Search code examples
fftwaveformfrequency-analysis

FFT outptut for a signal with 2 cosf() cycles


I am transforming a signal using the ZeroFFT library. The results I get from it, are not what I would intuitively expect.

As a test, I feed the FFT algorithm with a buffer that contains two full cycles of cosine:

enter image description here

Which is sampled over 512 samples.

Which are fed as int16_t values. What I expected to get back, is 256 amplitudes, with the values [ 0, 4095, 0, 0, ..., 0 ].

Instead, this is the result: 2 2052 4086 2053 0 2 2 2 1 2 2 2 4 4 3 4...

And it gets weirder! If I feed it the same signal, but shifted (so sinf() over 0 .. 4*pi instead of cosf() function) I get a completely different result: 4 10 2 16 2 4 4 4 2 2 2 3 2 4 3 4

This throws up the questions:

1. Doesn't a sine signal and cosine signal with same period, contain exactly the same frequencies?

2. If I feed it a buffer with exactly 2 cycles of cosine, wouldn't the Fourier transform result in all zeros, except for 1 frequency?

I generate my test signal as:

static void setup_reference(void)
{
  for (int i=0; i<CAPTURESZ; ++i)
  {
    const float phase = 2 * 3.14159f * i / (256.0f);
    reference_wave[i] = (int16_t) (cosf(phase) * 0x7fff);
  }
}

And call the ZeroFFT function as:

ZeroFFT(reference_Wave, CAPTURESZ);

Note: the ZeroFFT docs state that a Hanning window is applied.


Solution

  • Windowing causes some spectral leakage. Including the window function, the wave now looks like this:

    windows cosine

    If I feed it a buffer with exactly 2 cycles of cosine, wouldn't the Fourier transform result in all zeros, except for 1 frequency?
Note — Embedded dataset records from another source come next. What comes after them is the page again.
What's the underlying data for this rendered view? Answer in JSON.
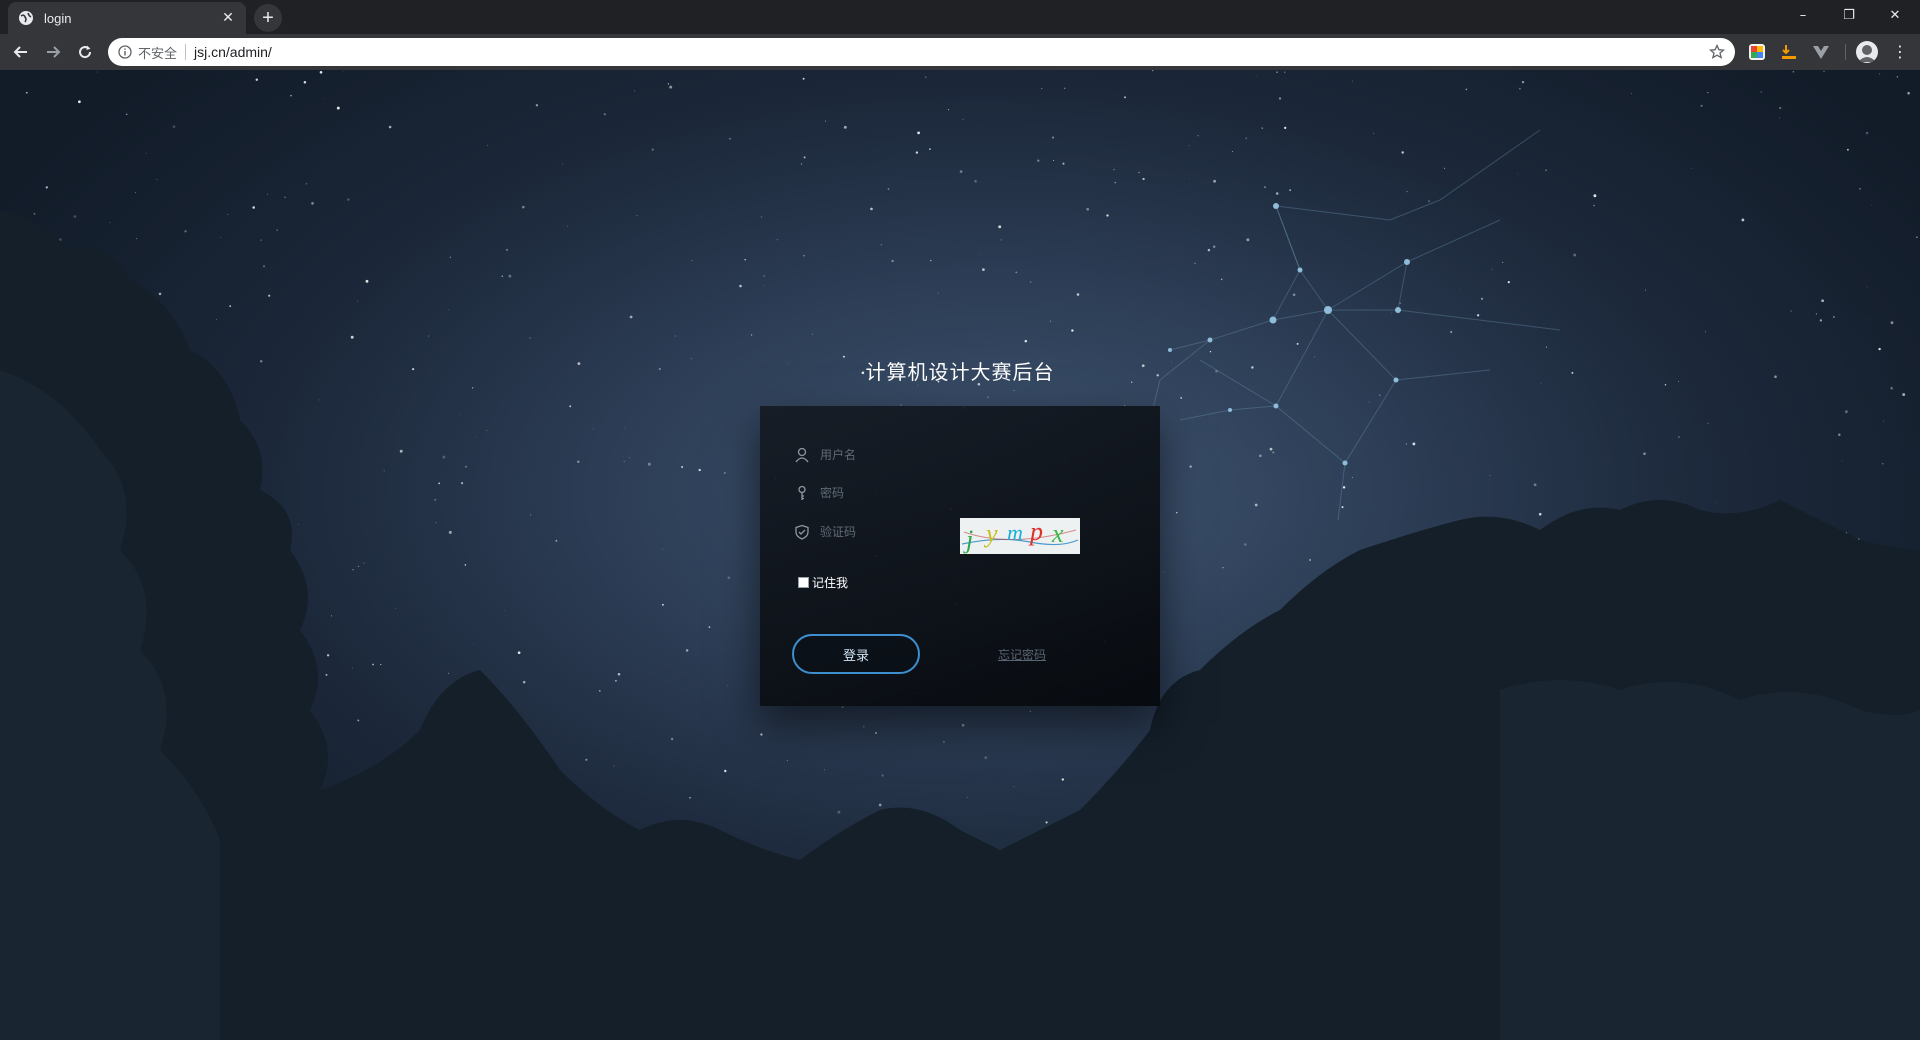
{
  "browser": {
    "tab_title": "login",
    "new_tab_label": "+",
    "security_label": "不安全",
    "url": "jsj.cn/admin/",
    "window_controls": {
      "minimize": "–",
      "maximize": "❐",
      "close": "✕"
    },
    "tab_close": "✕",
    "menu": "⋮"
  },
  "page": {
    "title": "计算机设计大赛后台",
    "form": {
      "username_placeholder": "用户名",
      "password_placeholder": "密码",
      "captcha_placeholder": "验证码",
      "captcha_text": "jympx",
      "remember_label": "记住我",
      "login_button": "登录",
      "forgot_link": "忘记密码"
    }
  },
  "colors": {
    "accent": "#3e8fd0",
    "chrome_dark": "#202124",
    "chrome_toolbar": "#35363a"
  },
  "icons": {
    "tab": "globe-icon",
    "back": "arrow-left-icon",
    "forward": "arrow-right-icon",
    "reload": "reload-icon",
    "info": "info-icon",
    "bookmark": "star-icon",
    "username": "user-icon",
    "password": "key-icon",
    "captcha": "shield-icon"
  }
}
    Yes, if you do it without windowing. Actually two frequencies: both the positive frequency that you expect, and the equivalent negative frequency, though not all FFT functions will include the negative frequencies in their output (for Real input, the result is Hermitian-symmetric, there is no extra information in the negative frequencies). For practical reasons, since neither the input signal nor the FFT calculation are exact, you may not get exactly zero everywhere else either, but it should be close - that's mainly a concern for floating point output.
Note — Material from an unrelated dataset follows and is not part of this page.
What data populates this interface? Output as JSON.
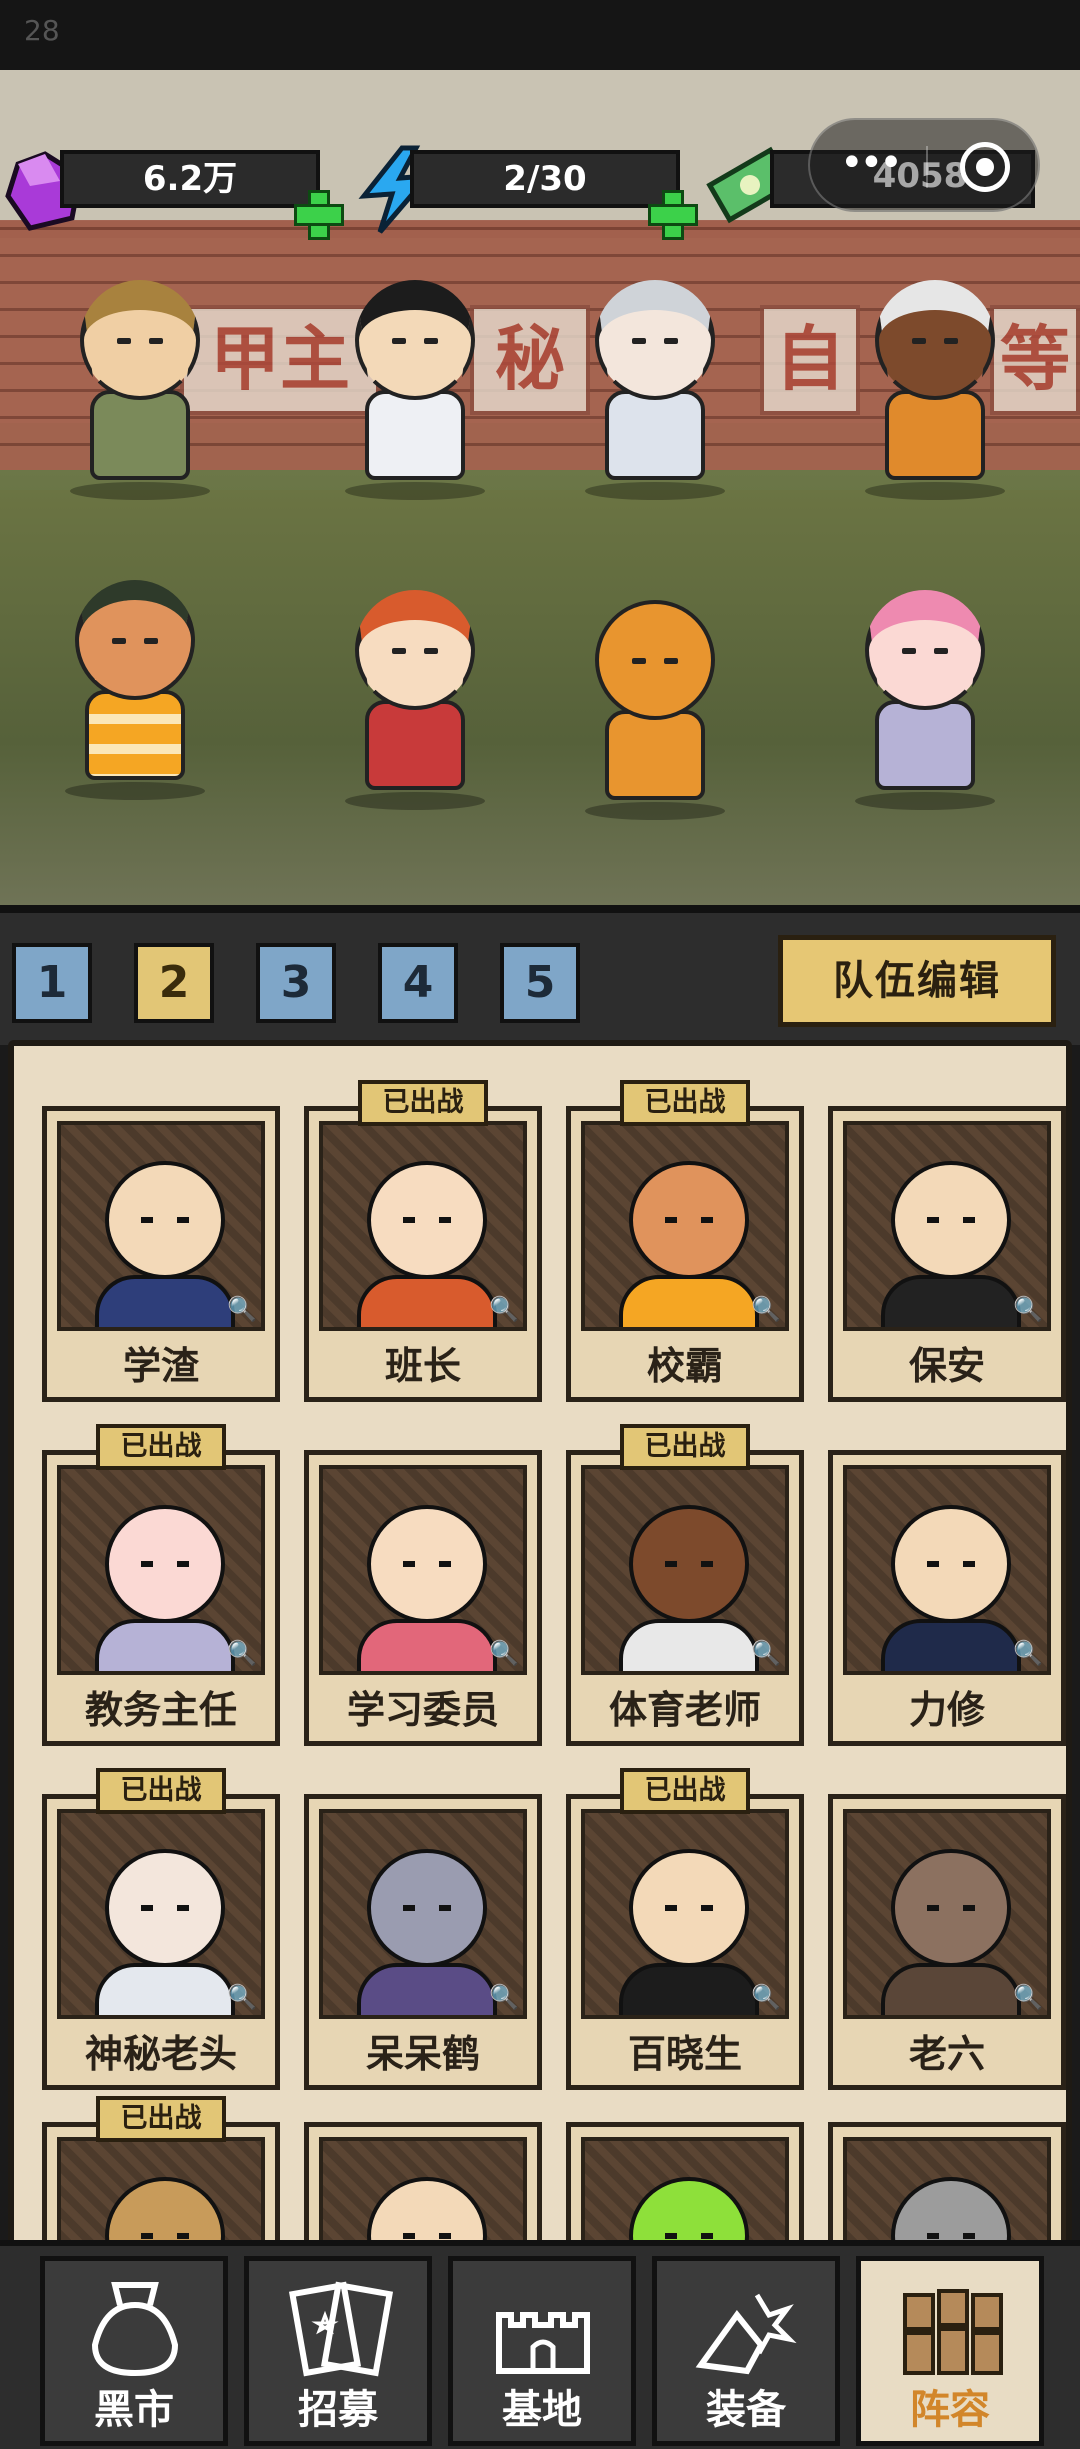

    By the way by this I don't mean that windowing is bad, but in this special case (perfectly periodic input) it didn't work out in your favour.

    As for the sine wave, the magnitudes of the result should be similar (within reason - exactness shouldn't be expected), but the comments on the FFT function you used mention

    The complex portion is discarded, and the real values are returned.

    While phase shifts would not change the magnitudes much, they change the phases of the results, and therefore also their Real component.